Snowy Adventure Rocky Mt. National Park

We start our day early as the weather report was predicting rain in the afternoon. We leave our Ponderosa Lodge cabin in Estes Park before 8 and head into the Rocky Mountain National Park and up Old Fall River Road, a one way dirt road with no guardrails that switchbacks higher and higher along the northernmost section of the Rock Mountain National Park. Riding in the car is about the right amount of activity for us today as we are still acclimating to the high altitude – even walking 50 ft on a flat trail leaves us breathless.

The aspens show their fall glory, and the pine covered mountainsides are aflame with golden yellow and fiery orange. Though the day is cloudy with intermittent sunshine and showers, I am able to capture the essence of the season.  We stop at numerous pull outs along the way, each with a different view of the rockies.

At mid day, we reach the summit at 11,796 ft. in elevation. The Alpine Visitor’s Center is a refuge from the gusty cold wind. I try to photograph from the deck but the winds are too strong. From inside, I can see a bull elk and his harem in the distance. It is rutting season in the Rockies.

Leaving the Visitors Center, the road intersects the Trail Ridge Road, the alpine highway generally open until mid October, that runs across the park. At 2:00, we decide on one more short walk before heading back to Estes Park along the Trail Ridge Road. As we head out of the parking lot and onto the road, the rain turns to light snow and we see a ranger’s truck ahead with it’s lights flashing. They had just closed the road due to winter conditions at the summit. Unfortunately this means we are unable to return to Estes Park via this highway and must make our way around the southern part of the park, turning a 1 1/2 hr. trip into a 4 hour one.

The conditions turn wintry with falling snow and white out visibility crossing the pass by Winter Park. It is a gorgeous sight but slow going.

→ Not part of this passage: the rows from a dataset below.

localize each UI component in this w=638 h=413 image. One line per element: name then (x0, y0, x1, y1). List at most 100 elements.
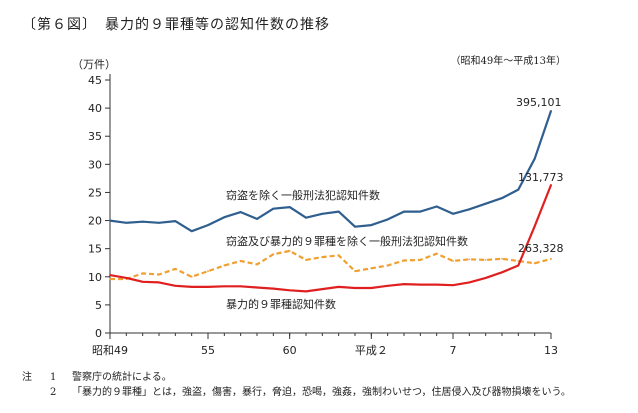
data-point (321, 212, 324, 215)
data-point (272, 287, 275, 290)
y-tick-label: 25 (88, 186, 102, 199)
data-point (370, 267, 373, 270)
data-point (403, 210, 405, 213)
y-tick-label: 35 (88, 130, 102, 143)
y-tick-label: 20 (88, 215, 102, 228)
data-point (419, 259, 422, 261)
data-point (354, 287, 356, 289)
data-point (452, 284, 454, 287)
data-point (517, 260, 520, 262)
y-tick-label: 30 (88, 158, 102, 171)
x-tick-label: 13 (544, 344, 558, 357)
x-tick-label: 平成２ (355, 344, 388, 357)
y-tick-label: 0 (95, 327, 102, 340)
x-tick-label: 60 (283, 344, 297, 357)
data-point (190, 230, 193, 233)
note-1: 注 1 警察庁の統計による。 (22, 370, 571, 385)
data-point (484, 202, 487, 205)
note-2: 2 「暴力的９罪種」とは，強盗，傷害，暴行，脅迫，恐喝，強姦，強制わいせつ，住居侵… (22, 385, 571, 400)
data-point (174, 220, 177, 223)
y-tick-label: 15 (88, 243, 102, 256)
series-line-2 (109, 184, 553, 293)
data-point (125, 221, 128, 224)
data-point (386, 284, 389, 287)
data-point (305, 216, 307, 219)
y-axis-label: （万件） (72, 58, 116, 71)
data-point (223, 264, 226, 267)
data-point (158, 273, 160, 276)
data-point (337, 254, 340, 257)
data-point (435, 283, 438, 286)
data-point (109, 274, 111, 276)
data-point (272, 253, 275, 256)
data-point (435, 252, 438, 255)
data-point (239, 211, 242, 214)
line-chart: 0 5 10 15 20 25 30 35 40 45 （万件） 昭和49 55 60 平成２ 7 13 窃盗を除… (72, 58, 564, 357)
data-point (435, 205, 438, 208)
data-point (321, 288, 324, 291)
data-point (158, 281, 160, 284)
data-point (174, 284, 177, 287)
data-point (484, 259, 487, 261)
data-point (403, 259, 405, 262)
data-point (272, 207, 275, 210)
data-point (125, 277, 128, 279)
notes: 注 1 警察庁の統計による。 2 「暴力的９罪種」とは，強盗，傷害，暴行，脅迫，恐喝，… (22, 370, 571, 400)
data-point (207, 285, 209, 288)
data-point (386, 264, 389, 267)
end-value-label: 263,328 (518, 242, 564, 255)
end-value-label: 395,101 (516, 96, 562, 109)
x-tick-label: 55 (201, 344, 215, 357)
note-number: 1 (50, 372, 57, 383)
data-point (288, 250, 291, 252)
y-tick-label: 10 (88, 271, 102, 284)
data-point (321, 256, 324, 258)
data-point (141, 272, 144, 275)
data-point (370, 224, 373, 226)
data-point (501, 257, 503, 260)
data-point (550, 258, 552, 260)
data-point (223, 285, 226, 288)
data-point (468, 258, 471, 261)
data-point (550, 184, 552, 186)
data-point (484, 277, 487, 279)
series-line-0 (109, 110, 553, 233)
y-tick-label: 45 (88, 74, 102, 87)
note-text: 「暴力的９罪種」とは，強盗，傷害，暴行，脅迫，恐喝，強姦，強制わいせつ，住居侵入… (72, 387, 571, 398)
data-point (419, 283, 422, 286)
x-tick-label: 7 (450, 344, 457, 357)
series-annotation: 暴力的９罪種認知件数 (226, 297, 336, 311)
data-point (288, 289, 291, 292)
data-point (256, 286, 258, 289)
data-point (403, 283, 405, 285)
data-point (223, 216, 226, 219)
series-annotation: 窃盗及び暴力的９罪種を除く一般刑法犯認知件数 (226, 234, 468, 248)
data-point (207, 224, 209, 226)
data-point (419, 210, 422, 213)
y-tick-label: 40 (88, 102, 102, 115)
data-point (239, 285, 242, 288)
data-point (158, 221, 160, 224)
data-point (517, 264, 520, 267)
data-point (305, 259, 307, 261)
figure-title: 〔第６図〕 暴力的９罪種等の認知件数の推移 (22, 17, 330, 33)
note-text: 警察庁の統計による。 (72, 372, 172, 383)
data-point (141, 220, 144, 223)
data-point (141, 280, 144, 283)
note-head: 注 (22, 372, 32, 383)
data-point (370, 287, 373, 289)
series-line-1 (110, 249, 552, 281)
series-annotation: 窃盗を除く一般刑法犯認知件数 (226, 188, 380, 202)
data-point (354, 225, 356, 228)
data-point (239, 260, 242, 262)
data-point (337, 285, 340, 288)
period-label: （昭和49年〜平成13年） (450, 56, 566, 67)
data-point (550, 109, 552, 112)
data-point (468, 208, 471, 211)
data-point (256, 263, 258, 266)
data-point (533, 225, 536, 228)
x-tick-label: 昭和49 (92, 344, 128, 357)
data-point (109, 219, 111, 222)
data-point (190, 275, 193, 278)
data-point (256, 217, 258, 220)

We reach the bottom of the summit and snow turns to rain. I am able to capture a few photos of snow on the aspens. The scenery is spectacular. Seeing falling snow on yellow aspens is a rare treat for us and we are captivated by the beauty.
Finally, we reach Estes Park in the early evening. It has been a long but memorable day and what an adventure!

Sea Level to Mile High

San Francisco was clear with puffy white clouds as we depart early in the morning. Finding traffic congestion bad on Bay Area roadways? SFO is no different as today’s runway was bumper to bumper!

There is a reason why we love this beautiful city. Look how gorgeous it is today.

 As we fly over the east bay hills, the wind turbines appear to be matchsticks in the undulating hills.

I am surprised that Denver is so flat!. The colorful farm fields appear as sharp striations and as circular plots of land.

We arrive to 80 degree temperatures in Denver. After collecting our car, we head out to Estes Park. Our last visit here was 30 years ago, with 2 little kids ages 3 and 5 who both got altitude sickness. Not much looks familiar.

We spend the late afternoon with a quick stop at Bear Lake and Sprague Lake. Here is a teaser to what is to come, though rain, snow and cold weather is predicted for the next few days. We wonder if this is all the color we will see!

We have a delightful dinner at the Dunraven Inn visiting with Ray’s former UI and fly fishing buddy, Phil and his wife Psyche, who provide us with many wonderful tips for the area.